IMHO Tesla will never do Robotaxis. Outside the back of an envelope the business model sucks. Musk has moved on. Fembot is his new love.
FSD sales to end users is much more lucrative than Robotaxi.
Empty seat is a huuuuge leap. It has to be 1000x safer than a sober driver because liability awards will be 1000x greater. TV and radio lawyer ads here blare "Hit by a company car or truck? Call 1-800-EZBUCKS" 24x7. FSD 12 without a safety driver is about 1000x less safe than a sober driver. So FSD needs to improve by ~1,000,000x.
How many years will 1,000,000x take? Can't say. The early gains come fast and easy -- fun times! Every time Tesla rewrites they hit the exciting steep part of a new curve. YouTubers gush! But improvement is not "exponential", or even linear. It's asymptotic. The fun soon ends and every inch becomes a grind.
The real question for me is if they'll allow eyes-off in limited situations, e.g. highways or even just highway traffic jams like Mercedes. That'd be a huge boon for Tesla owners, freeing up millions of man-hours. They'd still have to take liability, though, and it's contrary to the Level 5 / "One day the fleet wakes up" fantasy. I always say ignore what Musk says and figure out what makes sense. But in this case I don't know what they'll do.
Hi, DDW --
> MHO Tesla will never do Robotaxis.
Let me do some goal-post shifting. Really my 2 main concerns are:
1: Are the tracker's numbers any good? Let me make a couple of observations:
A: At some level, the answer is "No". I've never done the stats work on this, but the enormous variance.makes it clear that the sample size is way too small. I've mostly been looking at them for trends,, and think they show zero improvement prior to V12. My belief is that the systemic sources of bias would tend to overstate FSD's reliability, but -- User reports also show enormous variance, ranging from, 'Works like a charm!" to "Tried to kill me instantly." so really who knows? If their tester pool contains a couple more "Tried to kill me immediately" people than expected, it might be understating FSD's reliability.
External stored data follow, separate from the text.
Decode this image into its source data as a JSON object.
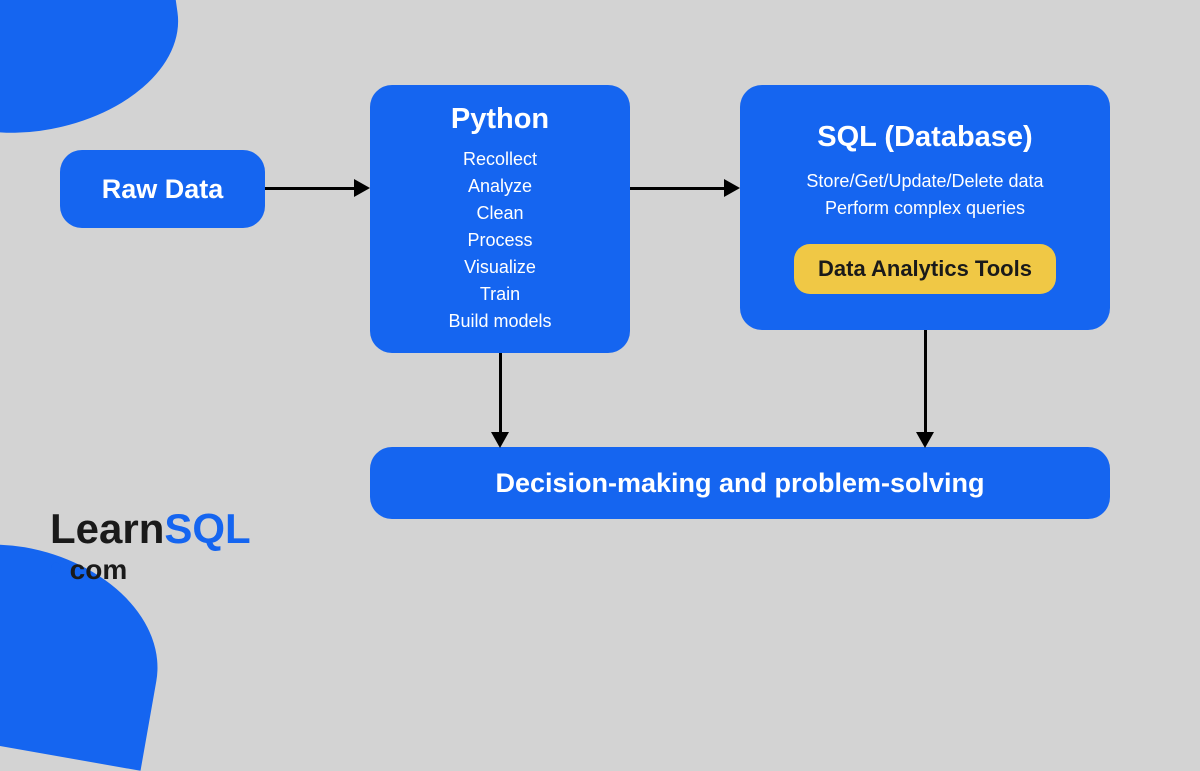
{
  "nodes": {
    "rawData": {
      "title": "Raw Data"
    },
    "python": {
      "title": "Python",
      "items": [
        "Recollect",
        "Analyze",
        "Clean",
        "Process",
        "Visualize",
        "Train",
        "Build models"
      ]
    },
    "sql": {
      "title": "SQL (Database)",
      "items": [
        "Store/Get/Update/Delete data",
        "Perform complex queries"
      ],
      "badge": "Data Analytics Tools"
    },
    "decision": {
      "title": "Decision-making and problem-solving"
    }
  },
  "logo": {
    "learn": "Learn",
    "sql": "SQL",
    "dot": "•",
    "com": " com"
  }
}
B: My purely subjective sense is, I find something 80-100 miles/critical disengagement for v10/v11 consonant with my social media monitoring. I wouldn't be able to come up with any kind of hard number without the tracker, I'd just say, "Pretty bad". I regard 80-100 miles as "pretty bad," and thus am inclined to just use the tracker's numbers without deeper inquiry.
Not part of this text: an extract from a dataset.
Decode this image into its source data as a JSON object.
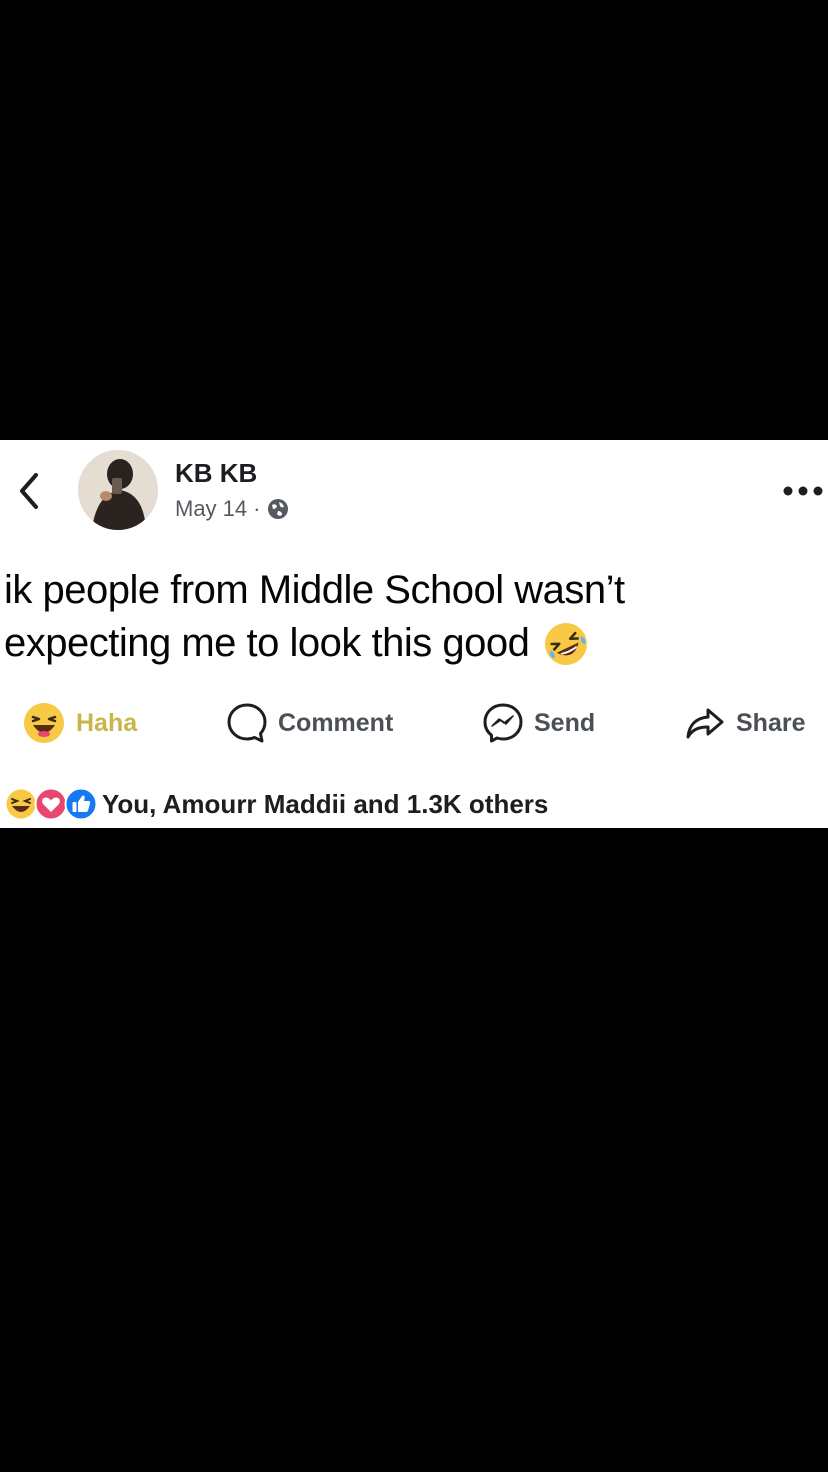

C: If the tracker's numbers are roughly correct then Tesla is presumably looking at similar numbers. This raises a whole host of interesting questions, ranging from ethical to Tesla's communications about the program's progress.
2: Here's the goal-post shifting: Whether Tesla can ever ultimately get to robotaxis or not -- and maybe they can't, due to reasons ranging from lack of compute/sensor redundancy, b-pillar camera positioning, whatever -- could they show rapid progress toward that goal as measured by the tracker? Is that possible? Is it likely? How would that work?
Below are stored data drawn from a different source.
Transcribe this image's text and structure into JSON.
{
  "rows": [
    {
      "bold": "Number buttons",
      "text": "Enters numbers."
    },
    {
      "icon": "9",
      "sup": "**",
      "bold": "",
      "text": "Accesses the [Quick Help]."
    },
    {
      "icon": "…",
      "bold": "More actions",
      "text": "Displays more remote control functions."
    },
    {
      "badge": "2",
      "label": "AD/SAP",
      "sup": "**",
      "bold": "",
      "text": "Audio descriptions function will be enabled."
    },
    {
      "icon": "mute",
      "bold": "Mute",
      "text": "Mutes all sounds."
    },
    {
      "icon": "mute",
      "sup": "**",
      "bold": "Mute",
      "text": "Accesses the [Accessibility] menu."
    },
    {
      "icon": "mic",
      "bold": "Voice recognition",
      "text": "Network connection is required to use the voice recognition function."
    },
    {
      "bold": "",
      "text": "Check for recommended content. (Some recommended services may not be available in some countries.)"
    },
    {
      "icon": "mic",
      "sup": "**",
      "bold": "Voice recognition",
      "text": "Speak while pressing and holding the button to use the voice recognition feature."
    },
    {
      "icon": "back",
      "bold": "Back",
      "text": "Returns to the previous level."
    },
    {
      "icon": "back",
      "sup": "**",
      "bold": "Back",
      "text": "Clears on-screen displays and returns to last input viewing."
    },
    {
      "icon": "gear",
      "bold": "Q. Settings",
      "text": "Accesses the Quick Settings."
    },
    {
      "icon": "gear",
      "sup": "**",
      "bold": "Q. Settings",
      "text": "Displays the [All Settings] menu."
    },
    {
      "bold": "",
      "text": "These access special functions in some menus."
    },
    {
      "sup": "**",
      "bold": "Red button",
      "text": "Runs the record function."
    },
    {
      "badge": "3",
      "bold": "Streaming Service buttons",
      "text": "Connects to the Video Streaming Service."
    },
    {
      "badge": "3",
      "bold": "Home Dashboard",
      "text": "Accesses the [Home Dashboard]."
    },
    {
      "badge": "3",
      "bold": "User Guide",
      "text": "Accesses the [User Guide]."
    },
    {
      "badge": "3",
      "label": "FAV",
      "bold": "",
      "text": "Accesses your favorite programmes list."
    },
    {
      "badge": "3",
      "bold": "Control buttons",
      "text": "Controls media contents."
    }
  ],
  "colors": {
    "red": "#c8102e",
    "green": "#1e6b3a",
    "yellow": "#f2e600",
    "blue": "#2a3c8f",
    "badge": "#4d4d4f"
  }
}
Guesses about FSD's likely progress range from, "Level 4 in ;24!", to, "Never". I'm just trying put some rough numbers around these issues instead of shouting back and forth. "MOAR DATA!" doesn't seem a plausible mechanism for rapid improvement, because 12.x presumably already embodies a lot of data, and returns from more data are likely to be sub-linear.
I wandered across a related discussion on Reddit:
The OP's estimates of historical progress are, I think, based on cherry-picked (I'm not saying intentionally!) stats from particular releases; my read of progress is "zero, but 12.x is a real step up." But there are some other suggestions there about why rapid progress might be acheivable.
That's the kind of conversation I hope to have. (Why am I not having that conversation on Reddit? Because I don't want to join every social media platform in existence to discuss FSD, and TMC seems to have a base of knowledgeable users who are Tesla-sympathetic and thus inclined to explaining the bull case.)